O marco civil proíbe este tipo de prática, assegurando o sigilo da navegação do internauta. Garante, também, que a lei do nosso país deve ser respeitada, mesmo quando houver alguma disputa judicial envolvendo dados de brasileiros coletados no Brasil, mas guardados no exterior. Hoje em dia, um argumento comum das empresas é de que, como as informações estão armazenadas em servidores nos Estados Unidos, por exemplo, a lei aplicada deve ser a americana. O marco civil esclarece esta questão, encerrando as dúvidas.  

Outro avanço é a garantia da liberdade de expressão. Atualmente, um usuário descontente com comentário feito na rede pode enviar uma simples notificação ao provedor de aplicações pedindo a remoção do conteúdo. O site, blog ou rede social, temendo um processo judicial, muitas vezes retira o comentário apressadamente, numa espécie de censura privada. 

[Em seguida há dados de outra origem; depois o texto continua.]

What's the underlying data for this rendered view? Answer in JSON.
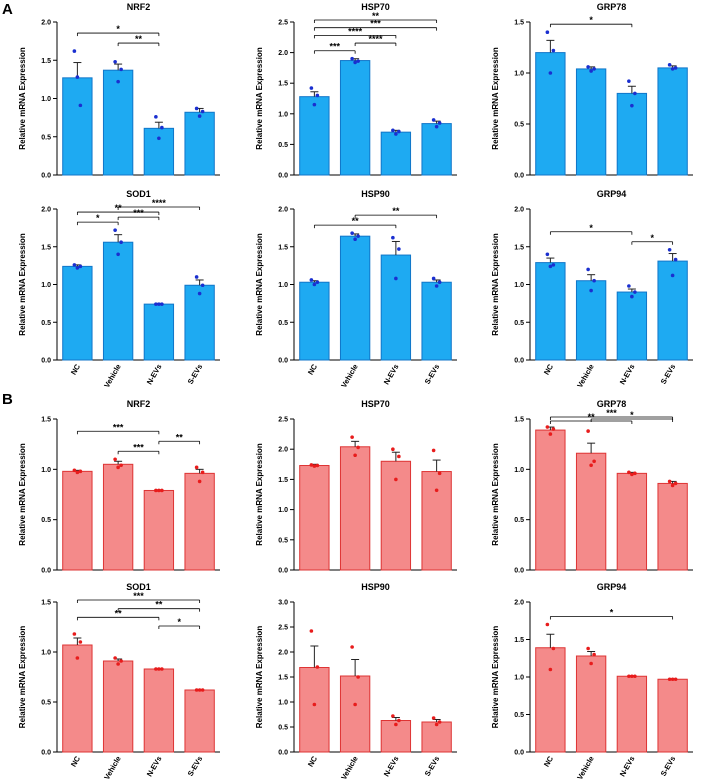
{
  "panel_labels": [
    "A",
    "B"
  ],
  "colors": {
    "A": {
      "bar": "#1eaaf2",
      "edge": "#1176c9",
      "dot": "#1a2fd0"
    },
    "B": {
      "bar": "#f48a8a",
      "edge": "#de3434",
      "dot": "#e81c1c"
    }
  },
  "chart_data": [
    {
      "id": "A-NRF2",
      "group": "A",
      "type": "bar",
      "title": "NRF2",
      "ylabel": "Relative mRNA Expression",
      "categories": [
        "NC",
        "Vehicle",
        "N-EVs",
        "S-EVs"
      ],
      "show_categories": false,
      "values": [
        1.27,
        1.37,
        0.61,
        0.82
      ],
      "errors": [
        0.2,
        0.08,
        0.08,
        0.05
      ],
      "points": [
        [
          1.62,
          1.28,
          0.91
        ],
        [
          1.48,
          1.22,
          1.38
        ],
        [
          0.76,
          0.48,
          0.62
        ],
        [
          0.87,
          0.77,
          0.83
        ]
      ],
      "ylim": [
        0,
        2.0
      ],
      "yticks": [
        "0.0",
        "0.5",
        "1.0",
        "1.5",
        "2.0"
      ],
      "sig": [
        {
          "from": 0,
          "to": 2,
          "label": "*"
        },
        {
          "from": 1,
          "to": 2,
          "label": "**"
        }
      ]
    },
    {
      "id": "A-HSP70",
      "group": "A",
      "type": "bar",
      "title": "HSP70",
      "ylabel": "Relative mRNA Expression",
      "categories": [
        "NC",
        "Vehicle",
        "N-EVs",
        "S-EVs"
      ],
      "show_categories": false,
      "values": [
        1.28,
        1.87,
        0.7,
        0.84
      ],
      "errors": [
        0.08,
        0.03,
        0.03,
        0.04
      ],
      "points": [
        [
          1.42,
          1.15,
          1.3
        ],
        [
          1.9,
          1.84,
          1.86
        ],
        [
          0.73,
          0.67,
          0.71
        ],
        [
          0.9,
          0.79,
          0.85
        ]
      ],
      "ylim": [
        0,
        2.5
      ],
      "yticks": [
        "0.0",
        "0.5",
        "1.0",
        "1.5",
        "2.0",
        "2.5"
      ],
      "sig": [
        {
          "from": 0,
          "to": 1,
          "label": "***"
        },
        {
          "from": 1,
          "to": 2,
          "label": "****"
        },
        {
          "from": 0,
          "to": 2,
          "label": "****"
        },
        {
          "from": 0,
          "to": 3,
          "label": "***"
        },
        {
          "from": 0,
          "to": 3,
          "label": "**"
        }
      ]
    },
    {
      "id": "A-GRP78",
      "group": "A",
      "type": "bar",
      "title": "GRP78",
      "ylabel": "Relative mRNA Expression",
      "categories": [
        "NC",
        "Vehicle",
        "N-EVs",
        "S-EVs"
      ],
      "show_categories": false,
      "values": [
        1.2,
        1.04,
        0.8,
        1.05
      ],
      "errors": [
        0.12,
        0.02,
        0.07,
        0.02
      ],
      "points": [
        [
          1.4,
          1.0,
          1.22
        ],
        [
          1.06,
          1.02,
          1.04
        ],
        [
          0.92,
          0.68,
          0.8
        ],
        [
          1.08,
          1.04,
          1.05
        ]
      ],
      "ylim": [
        0,
        1.5
      ],
      "yticks": [
        "0.0",
        "0.5",
        "1.0",
        "1.5"
      ],
      "sig": [
        {
          "from": 0,
          "to": 2,
          "label": "*"
        }
      ]
    },
    {
      "id": "A-SOD1",
      "group": "A",
      "type": "bar",
      "title": "SOD1",
      "ylabel": "Relative mRNA Expression",
      "categories": [
        "NC",
        "Vehicle",
        "N-EVs",
        "S-EVs"
      ],
      "show_categories": true,
      "values": [
        1.24,
        1.56,
        0.74,
        0.99
      ],
      "errors": [
        0.02,
        0.1,
        0.01,
        0.07
      ],
      "points": [
        [
          1.26,
          1.22,
          1.24
        ],
        [
          1.72,
          1.4,
          1.56
        ],
        [
          0.74,
          0.74,
          0.74
        ],
        [
          1.1,
          0.88,
          0.99
        ]
      ],
      "ylim": [
        0,
        2.0
      ],
      "yticks": [
        "0.0",
        "0.5",
        "1.0",
        "1.5",
        "2.0"
      ],
      "sig": [
        {
          "from": 0,
          "to": 1,
          "label": "*"
        },
        {
          "from": 0,
          "to": 2,
          "label": "**"
        },
        {
          "from": 1,
          "to": 2,
          "label": "***"
        },
        {
          "from": 1,
          "to": 3,
          "label": "****"
        }
      ]
    },
    {
      "id": "A-HSP90",
      "group": "A",
      "type": "bar",
      "title": "HSP90",
      "ylabel": "Relative mRNA Expression",
      "categories": [
        "NC",
        "Vehicle",
        "N-EVs",
        "S-EVs"
      ],
      "show_categories": true,
      "values": [
        1.03,
        1.64,
        1.39,
        1.03
      ],
      "errors": [
        0.02,
        0.03,
        0.18,
        0.03
      ],
      "points": [
        [
          1.06,
          1.0,
          1.03
        ],
        [
          1.68,
          1.6,
          1.64
        ],
        [
          1.62,
          1.08,
          1.47
        ],
        [
          1.08,
          0.98,
          1.03
        ]
      ],
      "ylim": [
        0,
        2.0
      ],
      "yticks": [
        "0.0",
        "0.5",
        "1.0",
        "1.5",
        "2.0"
      ],
      "sig": [
        {
          "from": 0,
          "to": 2,
          "label": "**"
        },
        {
          "from": 1,
          "to": 3,
          "label": "**"
        }
      ]
    },
    {
      "id": "A-GRP94",
      "group": "A",
      "type": "bar",
      "title": "GRP94",
      "ylabel": "Relative mRNA Expression",
      "categories": [
        "NC",
        "Vehicle",
        "N-EVs",
        "S-EVs"
      ],
      "show_categories": true,
      "values": [
        1.29,
        1.05,
        0.9,
        1.31
      ],
      "errors": [
        0.06,
        0.08,
        0.04,
        0.1
      ],
      "points": [
        [
          1.4,
          1.24,
          1.26
        ],
        [
          1.2,
          0.92,
          1.05
        ],
        [
          0.98,
          0.84,
          0.9
        ],
        [
          1.46,
          1.12,
          1.33
        ]
      ],
      "ylim": [
        0,
        2.0
      ],
      "yticks": [
        "0.0",
        "0.5",
        "1.0",
        "1.5",
        "2.0"
      ],
      "sig": [
        {
          "from": 0,
          "to": 2,
          "label": "*"
        },
        {
          "from": 2,
          "to": 3,
          "label": "*"
        }
      ]
    },
    {
      "id": "B-NRF2",
      "group": "B",
      "type": "bar",
      "title": "NRF2",
      "ylabel": "Relative mRNA Expression",
      "categories": [
        "NC",
        "Vehicle",
        "N-EVs",
        "S-EVs"
      ],
      "show_categories": false,
      "values": [
        0.98,
        1.05,
        0.79,
        0.96
      ],
      "errors": [
        0.01,
        0.03,
        0.005,
        0.04
      ],
      "points": [
        [
          0.99,
          0.97,
          0.98
        ],
        [
          1.1,
          1.02,
          1.04
        ],
        [
          0.79,
          0.79,
          0.79
        ],
        [
          1.02,
          0.88,
          0.97
        ]
      ],
      "ylim": [
        0,
        1.5
      ],
      "yticks": [
        "0.0",
        "0.5",
        "1.0",
        "1.5"
      ],
      "sig": [
        {
          "from": 0,
          "to": 2,
          "label": "***"
        },
        {
          "from": 1,
          "to": 2,
          "label": "***"
        },
        {
          "from": 2,
          "to": 3,
          "label": "**"
        }
      ]
    },
    {
      "id": "B-HSP70",
      "group": "B",
      "type": "bar",
      "title": "HSP70",
      "ylabel": "Relative mRNA Expression",
      "categories": [
        "NC",
        "Vehicle",
        "N-EVs",
        "S-EVs"
      ],
      "show_categories": false,
      "values": [
        1.73,
        2.04,
        1.8,
        1.63
      ],
      "errors": [
        0.02,
        0.09,
        0.15,
        0.19
      ],
      "points": [
        [
          1.74,
          1.72,
          1.73
        ],
        [
          2.2,
          1.9,
          2.03
        ],
        [
          2.0,
          1.5,
          1.88
        ],
        [
          1.98,
          1.32,
          1.6
        ]
      ],
      "ylim": [
        0,
        2.5
      ],
      "yticks": [
        "0.0",
        "0.5",
        "1.0",
        "1.5",
        "2.0",
        "2.5"
      ],
      "sig": []
    },
    {
      "id": "B-GRP78",
      "group": "B",
      "type": "bar",
      "title": "GRP78",
      "ylabel": "Relative mRNA Expression",
      "categories": [
        "NC",
        "Vehicle",
        "N-EVs",
        "S-EVs"
      ],
      "show_categories": false,
      "values": [
        1.39,
        1.16,
        0.96,
        0.86
      ],
      "errors": [
        0.03,
        0.1,
        0.01,
        0.02
      ],
      "points": [
        [
          1.42,
          1.35,
          1.4
        ],
        [
          1.38,
          1.04,
          1.08
        ],
        [
          0.97,
          0.95,
          0.96
        ],
        [
          0.88,
          0.84,
          0.86
        ]
      ],
      "ylim": [
        0,
        1.5
      ],
      "yticks": [
        "0.0",
        "0.5",
        "1.0",
        "1.5"
      ],
      "sig": [
        {
          "from": 0,
          "to": 2,
          "label": "**"
        },
        {
          "from": 0,
          "to": 3,
          "label": "***"
        },
        {
          "from": 1,
          "to": 3,
          "label": "*"
        }
      ]
    },
    {
      "id": "B-SOD1",
      "group": "B",
      "type": "bar",
      "title": "SOD1",
      "ylabel": "Relative mRNA Expression",
      "categories": [
        "NC",
        "Vehicle",
        "N-EVs",
        "S-EVs"
      ],
      "show_categories": true,
      "values": [
        1.07,
        0.91,
        0.83,
        0.62
      ],
      "errors": [
        0.07,
        0.02,
        0.005,
        0.005
      ],
      "points": [
        [
          1.18,
          0.94,
          1.1
        ],
        [
          0.94,
          0.88,
          0.91
        ],
        [
          0.83,
          0.83,
          0.83
        ],
        [
          0.62,
          0.62,
          0.62
        ]
      ],
      "ylim": [
        0,
        1.5
      ],
      "yticks": [
        "0.0",
        "0.5",
        "1.0",
        "1.5"
      ],
      "sig": [
        {
          "from": 0,
          "to": 2,
          "label": "**"
        },
        {
          "from": 0,
          "to": 3,
          "label": "***"
        },
        {
          "from": 1,
          "to": 3,
          "label": "**"
        },
        {
          "from": 2,
          "to": 3,
          "label": "*"
        }
      ]
    },
    {
      "id": "B-HSP90",
      "group": "B",
      "type": "bar",
      "title": "HSP90",
      "ylabel": "Relative mRNA Expression",
      "categories": [
        "NC",
        "Vehicle",
        "N-EVs",
        "S-EVs"
      ],
      "show_categories": true,
      "values": [
        1.69,
        1.52,
        0.63,
        0.6
      ],
      "errors": [
        0.43,
        0.33,
        0.06,
        0.05
      ],
      "points": [
        [
          2.42,
          0.95,
          1.7
        ],
        [
          2.1,
          0.95,
          1.5
        ],
        [
          0.72,
          0.55,
          0.63
        ],
        [
          0.68,
          0.55,
          0.6
        ]
      ],
      "ylim": [
        0,
        3.0
      ],
      "yticks": [
        "0.0",
        "0.5",
        "1.0",
        "1.5",
        "2.0",
        "2.5",
        "3.0"
      ],
      "sig": []
    },
    {
      "id": "B-GRP94",
      "group": "B",
      "type": "bar",
      "title": "GRP94",
      "ylabel": "Relative mRNA Expression",
      "categories": [
        "NC",
        "Vehicle",
        "N-EVs",
        "S-EVs"
      ],
      "show_categories": true,
      "values": [
        1.39,
        1.28,
        1.01,
        0.97
      ],
      "errors": [
        0.18,
        0.06,
        0.005,
        0.005
      ],
      "points": [
        [
          1.7,
          1.1,
          1.38
        ],
        [
          1.38,
          1.18,
          1.3
        ],
        [
          1.01,
          1.01,
          1.01
        ],
        [
          0.97,
          0.97,
          0.97
        ]
      ],
      "ylim": [
        0,
        2.0
      ],
      "yticks": [
        "0.0",
        "0.5",
        "1.0",
        "1.5",
        "2.0"
      ],
      "sig": [
        {
          "from": 0,
          "to": 3,
          "label": "*"
        }
      ]
    }
  ]
}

O marco legal determina que o provedor de aplicações só pode ser responsabilizado civilmente por conteúdo postado por terceiros caso descumpra uma decisão judicial determinando a retirada do comentário em questão. Estes casos poderão ser julgados em juizados especiais, para garantir a agilidade na apreciação do caso e a ponderação de argumentos de ambos os lados. O projeto, portanto, oferece uma importante segurança jurídica, garantindo o respeito à palavra e ao contraditório. 

Ponto que gerou mais resistência, justamente por proteger fortemente os interesses dos mais de cem milhões de internautas brasileiros, a neutralidade da rede impede que o provedor de conexão privilegie o acesso a determinados sites, fazendo-os carregar mais rapidamente no seu computador, em detrimento de outros. É como se um carro alugasse uma sirene, para passar à frente dos outros veículos, numa violação deste princípio: pela neutralidade, os pacotes de dados não podem sofrer discriminação por sua origem, destino ou conteúdo.

A neutralidade também impede que o acesso à internet seja fragmentado. Provedores querem poder cobrar separadamente por cada tipo de serviço acessado, como se usuários fossem optar apenas pelo acesso a emails, por exemplo. Seria o fim da web como a conhecemos, além de uma porta aberta para a exclusão digital. 

Felizmente, com uma resistência incansável, conseguimos impedir que estes pilares fossem burlados e descaracterizados. Aprovamos a melhor lei do mundo sobre internet, segundo os mais renomados especialistas, dentro e fora do Brasil. Agora, podemos comemorar, juntos, esta importante conquista para o povo brasileiro.